The experience of the EU’s GDPR (data and privacy rules) are that the European highest standards, quickly become global standards. Tax law changes will also effect how tech companies deploy globally and on this issue, the US Presidential policy will impact the decisions of US tech companies.

However, this bigger issue is that the EU is likely to have as high or higher technological standards and greater interest in social and political frameworks for the emerging technologies than the USA, and hence this block will be the dominant political body for the next decade.

The political power – European Parliament

The EU parliament has already set global standards for data use and privacy. It is significant that the exit of Britain in 2020 doesn’t stop anti-EU politicians threatening to sue the British government for data breaches using EU inspired law (source: The Independent).

Equally, any tech company with a goal to operate globally, will find that its servers hold data on people who either are living in the EU or non-EU citizens who have passed through the EU and therefore, they must comply or face potential fines.

The EU – and EU parliament, is therefore setting the highest data and privacy standards and any digital company that is more than a local agency, will need to meet those standards.

Equally, European cities are those with both the greatest need to remove the car from their centres (as medieval layouts are not suited to heavy traffic) and the politics (at local and EU level) to ban diesel and petrol cars is powerful, thus spurring the adoption of electric vehicles, driving this innovation.

Expect therefore the changes in new drug testing and adoption to be first tested in law at the EU level.

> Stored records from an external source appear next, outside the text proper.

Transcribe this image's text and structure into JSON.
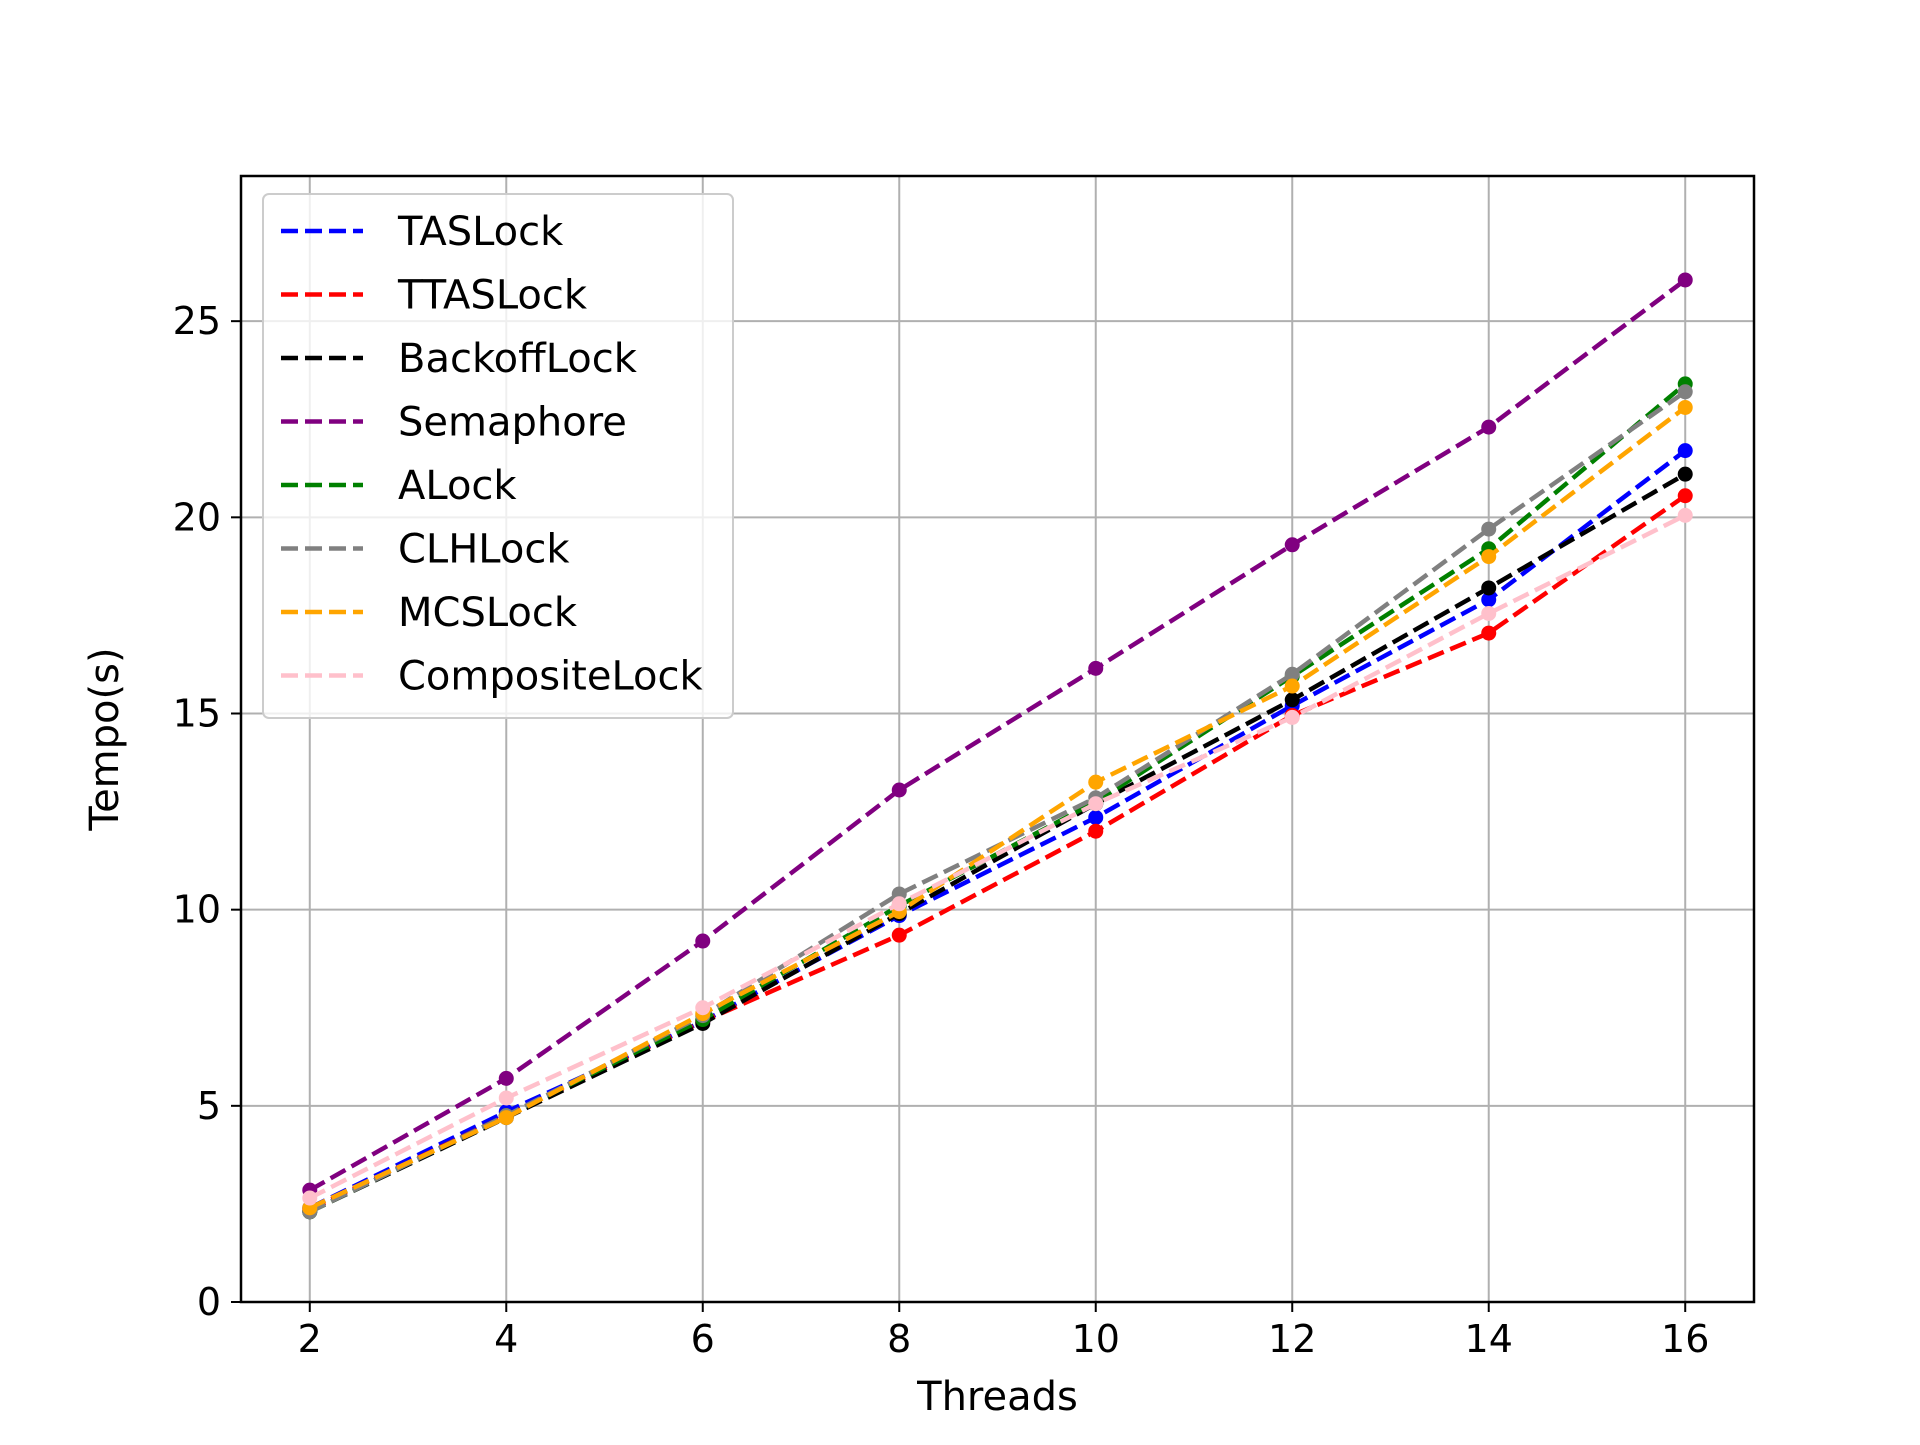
{
  "chart_data": {
    "type": "line",
    "title": "",
    "xlabel": "Threads",
    "ylabel": "Tempo(s)",
    "xlim": [
      1.3,
      16.7
    ],
    "ylim": [
      0,
      28.7
    ],
    "xticks": [
      2,
      4,
      6,
      8,
      10,
      12,
      14,
      16
    ],
    "yticks": [
      0,
      5,
      10,
      15,
      20,
      25
    ],
    "grid": true,
    "legend_position": "top-left",
    "line_style": "dashed",
    "marker": "circle",
    "x": [
      2,
      4,
      6,
      8,
      10,
      12,
      14,
      16
    ],
    "series": [
      {
        "name": "TASLock",
        "color": "#0000ff",
        "values": [
          2.4,
          4.85,
          7.15,
          9.85,
          12.35,
          15.2,
          17.9,
          21.7
        ]
      },
      {
        "name": "TTASLock",
        "color": "#ff0000",
        "values": [
          2.35,
          4.75,
          7.15,
          9.35,
          12.0,
          14.95,
          17.05,
          20.55
        ]
      },
      {
        "name": "BackoffLock",
        "color": "#000000",
        "values": [
          2.3,
          4.7,
          7.1,
          9.9,
          12.7,
          15.35,
          18.2,
          21.1
        ]
      },
      {
        "name": "Semaphore",
        "color": "#800080",
        "values": [
          2.85,
          5.7,
          9.2,
          13.05,
          16.15,
          19.3,
          22.3,
          26.05
        ]
      },
      {
        "name": "ALock",
        "color": "#008000",
        "values": [
          2.3,
          4.75,
          7.2,
          10.1,
          12.75,
          15.95,
          19.2,
          23.4
        ]
      },
      {
        "name": "CLHLock",
        "color": "#808080",
        "values": [
          2.3,
          4.75,
          7.3,
          10.4,
          12.85,
          16.0,
          19.7,
          23.2
        ]
      },
      {
        "name": "MCSLock",
        "color": "#ffa500",
        "values": [
          2.4,
          4.7,
          7.35,
          9.95,
          13.25,
          15.7,
          19.0,
          22.8
        ]
      },
      {
        "name": "CompositeLock",
        "color": "#ffc0cb",
        "values": [
          2.65,
          5.2,
          7.5,
          10.15,
          12.7,
          14.9,
          17.55,
          20.05
        ]
      }
    ]
  }
}
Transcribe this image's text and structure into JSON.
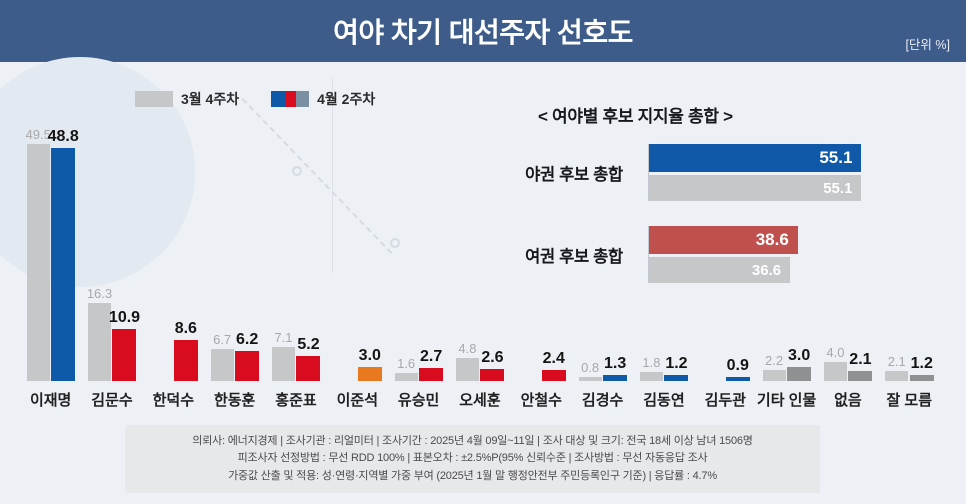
{
  "header": {
    "title": "여야 차기 대선주자 선호도",
    "unit_label": "[단위 %]"
  },
  "legend": {
    "items": [
      {
        "label": "3월 4주차",
        "swatch": "gray"
      },
      {
        "label": "4월 2주차",
        "swatch": "blue-red-slate"
      }
    ]
  },
  "colors": {
    "header_bg": "#3e5c8a",
    "prev_bar": "#c6c7c9",
    "blue": "#0f5aa8",
    "red": "#d80c1e",
    "orange": "#e8791e",
    "neutral": "#8f9092",
    "total_blue": "#1058a8",
    "total_red": "#c0504d"
  },
  "chart_data": [
    {
      "type": "bar",
      "title": "여야 차기 대선주자 선호도",
      "unit": "%",
      "legend_position": "top-left",
      "categories": [
        "이재명",
        "김문수",
        "한덕수",
        "한동훈",
        "홍준표",
        "이준석",
        "유승민",
        "오세훈",
        "안철수",
        "김경수",
        "김동연",
        "김두관",
        "기타 인물",
        "없음",
        "잘 모름"
      ],
      "series": [
        {
          "name": "3월 4주차",
          "values": [
            49.5,
            16.3,
            null,
            6.7,
            7.1,
            null,
            1.6,
            4.8,
            null,
            0.8,
            1.8,
            null,
            2.2,
            4.0,
            2.1
          ]
        },
        {
          "name": "4월 2주차",
          "values": [
            48.8,
            10.9,
            8.6,
            6.2,
            5.2,
            3.0,
            2.7,
            2.6,
            2.4,
            1.3,
            1.2,
            0.9,
            3.0,
            2.1,
            1.2
          ]
        }
      ],
      "current_bar_colors": [
        "blue",
        "red",
        "red",
        "red",
        "red",
        "orange",
        "red",
        "red",
        "red",
        "blue",
        "blue",
        "blue",
        "neutral",
        "neutral",
        "neutral"
      ],
      "ylim": [
        0,
        50
      ],
      "grid": false
    },
    {
      "type": "bar",
      "orientation": "horizontal",
      "title": "< 여야별 후보 지지율 총합 >",
      "rows": [
        {
          "label": "야권 후보 총합",
          "current": 55.1,
          "previous": 55.1,
          "color": "total_blue"
        },
        {
          "label": "여권 후보 총합",
          "current": 38.6,
          "previous": 36.6,
          "color": "total_red"
        }
      ],
      "xlim": [
        0,
        76
      ],
      "grid": false
    }
  ],
  "footer": {
    "lines": [
      "의뢰사: 에너지경제 | 조사기관 : 리얼미터  |  조사기간 : 2025년 4월 09일~11일 | 조사 대상 및 크기: 전국 18세 이상 남녀 1506명",
      "피조사자 선정방법 : 무선 RDD 100% | 표본오차 : ±2.5%P(95% 신뢰수준 | 조사방법 : 무선 자동응답 조사",
      "가중값 산출 및 적용: 성·연령·지역별 가중 부여 (2025년 1월 말 행정안전부 주민등록인구 기준) | 응답률 : 4.7%"
    ]
  }
}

And the legal framework for non-driver autonomous vehicles will have to be set at EU level and so on and so forth.

Equally, the digital tax on tech giants will come from coordinated action across the EU and no doubt through the EU parliament too.

Hence, even if Silicon Valley can invent new tech, its commercial success will require compliance with EU law. This will happen regardless of who sits in the White House or what kind of promises a Brexit Prime Minister makes in Britain.

It is also possible that the next holder of the keys to the White House will exert some pressure too – but depending on the nature of those incumbents it might simply be restricted to adjustments to the tax code to force US tech companies to onshore profits and IP (source: FT)

In the meantime, smart news organisations will be taking half their international bureau budgets and using them to expand their reporting teams in Brussels in the 2020s.

Summary – the 2020s

Above all else, this is the decade where technology and politics meet – or collide. Expect squeals and yelps from West Coast libertarians, but most people will recognise the value and need of a more grown up approach to technology.

We’ve had the dark social media adverts influencing our politics. We’ve seen our health systems brought to its knees (temporarily) by cyberattacks and we’ve experienced the drama and emotionally numbing effect of VAR technology in that European export success, football.

Our planet faces a number of potentially existential threats – eg. climate change – that will drive technology development in transport, consumption and energy. But this time, the politics will be driving the change, not just the market or consumer.

Success in the 2020s will depend on the ability to combine both great technology and user experience with effective engagement with the politics and political issues of the day.

No wo(man) is an Island! We really are in this together!

I hope this has been helpful, interesting and stimulating!

And above all, have an amazing year and an incredible decade.